アリオスは無言で立ち上がると、自分の背に掛けていた厚手の外套を脱ぎ、セシリアの肩にそっと被せた。
「……夜は冷える。あんたは、風邪を引いてはいけない」
ただそれだけを言い残し、彼は再び自分の席へと戻る。外套に残る、アリオスの微かな体温。そして、彼から漂うあの甘ったるい解毒薬の香りと、血の匂い。それらが混ざり合い、セシリアの鼻腔をくすぐる。

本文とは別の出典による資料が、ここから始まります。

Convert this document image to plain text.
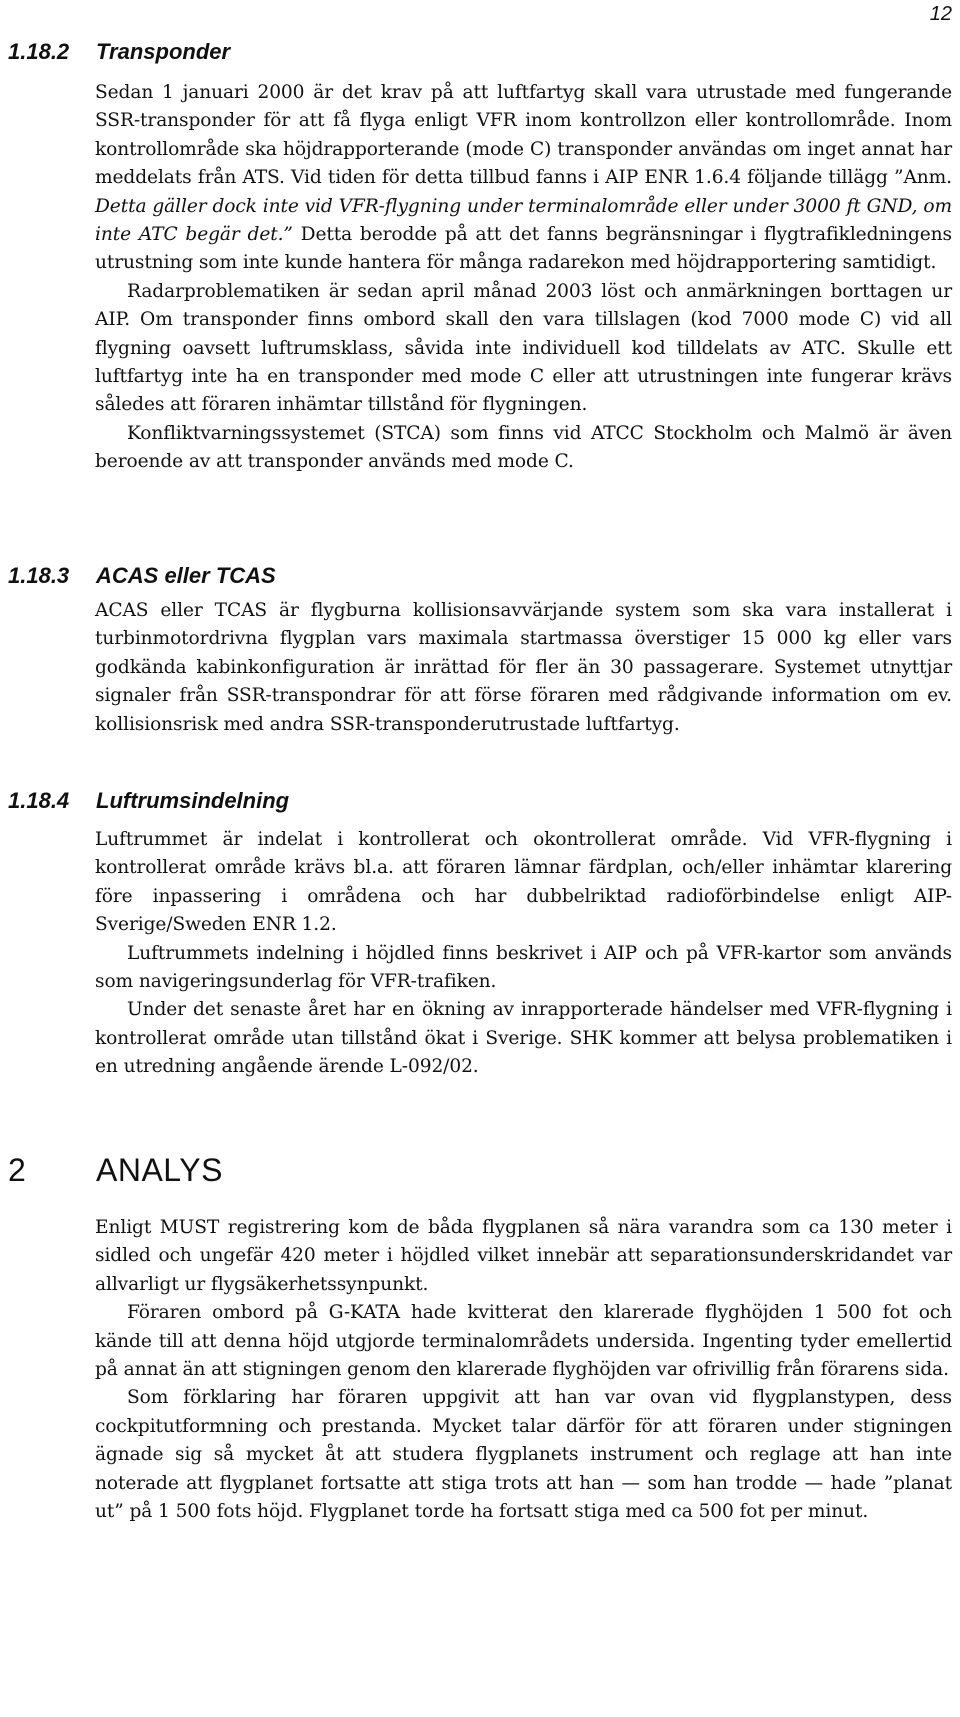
12
1.18.2	Transponder

Sedan 1 januari 2000 är det krav på att luftfartyg skall vara utrustade med fungerande SSR-transponder för att få flyga enligt VFR inom kontrollzon eller kontrollområde. Inom kontrollområde ska höjdrapporterande (mode C) transponder användas om inget annat har meddelats från ATS. Vid tiden för detta tillbud fanns i AIP ENR 1.6.4 följande tillägg ”Anm. Detta gäller dock inte vid VFR-flygning under terminalområde eller under 3000 ft GND, om inte ATC begär det.” Detta berodde på att det fanns begränsningar i flygtrafikledningens utrustning som inte kunde hantera för många radarekon med höjdrapportering samtidigt.

Radarproblematiken är sedan april månad 2003 löst och anmärkningen borttagen ur AIP. Om transponder finns ombord skall den vara tillslagen (kod 7000 mode C) vid all flygning oavsett luftrumsklass, såvida inte individuell kod tilldelats av ATC. Skulle ett luftfartyg inte ha en transponder med mode C eller att utrustningen inte fungerar krävs således att föraren inhämtar tillstånd för flygningen.

Konfliktvarningssystemet (STCA) som finns vid ATCC Stockholm och Malmö är även beroende av att transponder används med mode C.

1.18.3	ACAS eller TCAS

ACAS eller TCAS är flygburna kollisionsavvärjande system som ska vara installerat i turbinmotordrivna flygplan vars maximala startmassa överstiger 15 000 kg eller vars godkända kabinkonfiguration är inrättad för fler än 30 passagerare. Systemet utnyttjar signaler från SSR-transpondrar för att förse föraren med rådgivande information om ev. kollisionsrisk med andra SSR-transponderutrustade luftfartyg.

1.18.4	Luftrumsindelning

Luftrummet är indelat i kontrollerat och okontrollerat område. Vid VFR-flygning i kontrollerat område krävs bl.a. att föraren lämnar färdplan, och/eller inhämtar klarering före inpassering i områdena och har dubbelriktad radioförbindelse enligt AIP-Sverige/Sweden ENR 1.2.

Luftrummets indelning i höjdled finns beskrivet i AIP och på VFR-kartor som används som navigeringsunderlag för VFR-trafiken.

Under det senaste året har en ökning av inrapporterade händelser med VFR-flygning i kontrollerat område utan tillstånd ökat i Sverige. SHK kommer att belysa problematiken i en utredning angående ärende L-092/02.

2	ANALYS

Enligt MUST registrering kom de båda flygplanen så nära varandra som ca 130 meter i sidled och ungefär 420 meter i höjdled vilket innebär att separationsunderskridandet var allvarligt ur flygsäkerhetssynpunkt.

Föraren ombord på G-KATA hade kvitterat den klarerade flyghöjden 1 500 fot och kände till att denna höjd utgjorde terminalområdets undersida. Ingenting tyder emellertid på annat än att stigningen genom den klarerade flyghöjden var ofrivillig från förarens sida.

Som förklaring har föraren uppgivit att han var ovan vid flygplanstypen, dess cockpitutformning och prestanda. Mycket talar därför för att föraren under stigningen ägnade sig så mycket åt att studera flygplanets instrument och reglage att han inte noterade att flygplanet fortsatte att stiga trots att han — som han trodde — hade ”planat ut” på 1 500 fots höjd. Flygplanet torde ha fortsatt stiga med ca 500 fot per minut.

その瞬間、セシリアの胸の奥が、締め付けられるような熱に侵された。
(ああ……なんてこと。私も、あなたを……)
自分の心に芽生えた、疼くようなときめき。
「この人を癒やしてあげたい」
という献身の裏側に潜む
「この人を誰の手も届かない場所へ連れ去ってしまいたい」
という、醜くも鮮烈な独占欲。
その熱を感じた瞬間、セシリアの脳裏に、氷のような戦慄が走った。
今、私の中に生まれたこの感情を。もし、理性の鎖をすべて引き千切って、狂気というインクで煮詰めた者がいるとしたら。
「アリオスを、自分だけのものにしたい」
その目的を達成するために、彼の周りに集まる「光」を、次々と闇で塗り潰している者がいるとしたら。
「……っ」
セシリアは、震える手でアリオスの外套を握りしめた。
リリアンの動機は、悪意でも、呪いでもない。
自分がいま感じているこの「愛」という名の執着。その極致に、あの受付嬢は立っている。
セシリアは、最悪の答えに辿り着いた。
アリオスの周りで人が死ぬのではない。リリアンが、彼を「孤独という名の揺り籠」に閉じ込めるために、世界を間引いているのだ。